If you want to shake up your dealer channel, just change the status quo. After a rocky start and trying to convince dealers that this was a better way than ‘the deal of the day’ approach that they were used to, the program has been a boon to Sharp and its dealers. According to Mike Marusic, senior vice president of Sharp’s Marketing & Business Solutions Group, the numbers point to a program that’s been a raging success.
Based on its six-month fiscal, year over year, Sharp-only dealers have seen their business up by 136 percent year over year thanks to Promotion Plus Pricing. “I don’t think there’s any other channel in the industry up 136 percent year over year,” states Marusic.
Probably not.
“That’s tens of millions of dollars in additional sales for us,” he adds.
Rank this too as a notable achievement for Sharp who spent a good portion of the past year dispelling rumors about its future because of its parent company’s financial troubles—rumors that competitors haven’t been shy about exploiting.
Is he surprised that Sharp-only dealers are up 136 percent in this crazy business climate. “I am,” he says. “We knew it was the right thing, but it was amazing the challenges they faced because they had a lot of hits against them for being Sharp only.”

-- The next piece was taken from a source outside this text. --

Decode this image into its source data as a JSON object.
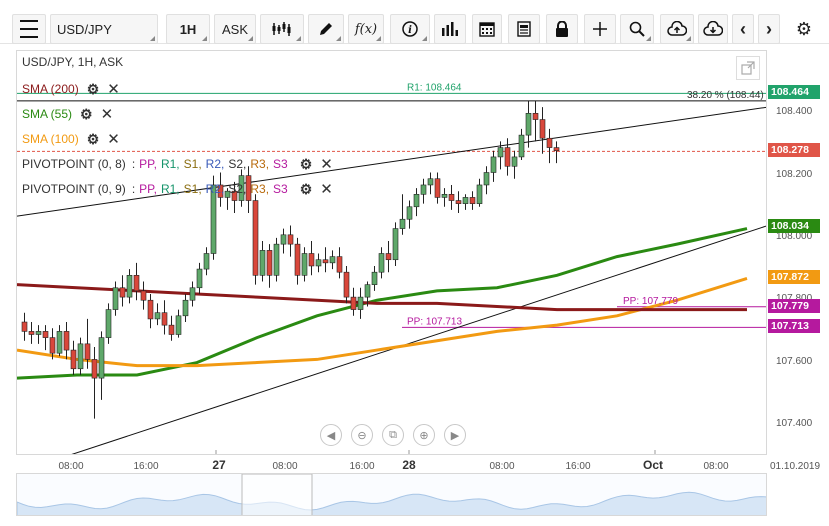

By providing stable pricing, dealers are now able to sell their customers products at the best possible price every single day.
A year later the Promotion Plus Pricing program remains the same as when it was initially introduced on Oct. 1, 2012. “The key to the whole program is its consistency,” says Marusic.
He acknowledges that this still a little more of a challenge whenever Sharp introduces a new model because the pricing for the older models was based on the best net pricing provided to dealers under the deal of the day system, which was then converted to their everyday pricing. The new models don’t have that history. As a result Sharp tries to get as aggressive as possible with the pricing for new introductions.
“That’s a little hard psychologically because you have to be aggressive before you perceive the need,” says Marusic.
Still, so far so good with the pricing on the new models.
As for Sharp’s dual-line dealers, their Sharp business is up 16 percent year over year.
Last year we spoke with a couple of Sharp dealers who were lukewarm about the Promotion Plus Pricing. Part of that uncertainty was because these dealers were used to getting great pricing deals and the concern was that those deals would disappear. Turns out those concerns were unwarranted. Of those two dealers, the least successful has found his Sharp numbers up 180 percent year over year. One of those dealers, Chip Miceli, president of DPOE in Elk Grove, IL, now notes, “The program worked great for us; I was able to cut my inventory down, which give me a lot more working capital. I never liked ordering at the end of the year or quarter big buy deals.”
With the deal of the day supplanted by Promotion Plus Pricing Sharp has seen a steady line of sales across the board without the peaks and valleys typically associated with those deals of the day.
Going into its final month of their fiscal year (September), Sharp was well ahead of plan and well ahead of profit goals. “The reason is the last five of the past six months in our half year our dealers have been buying ahead of last year’s rate without the deals,” confirms Marusic.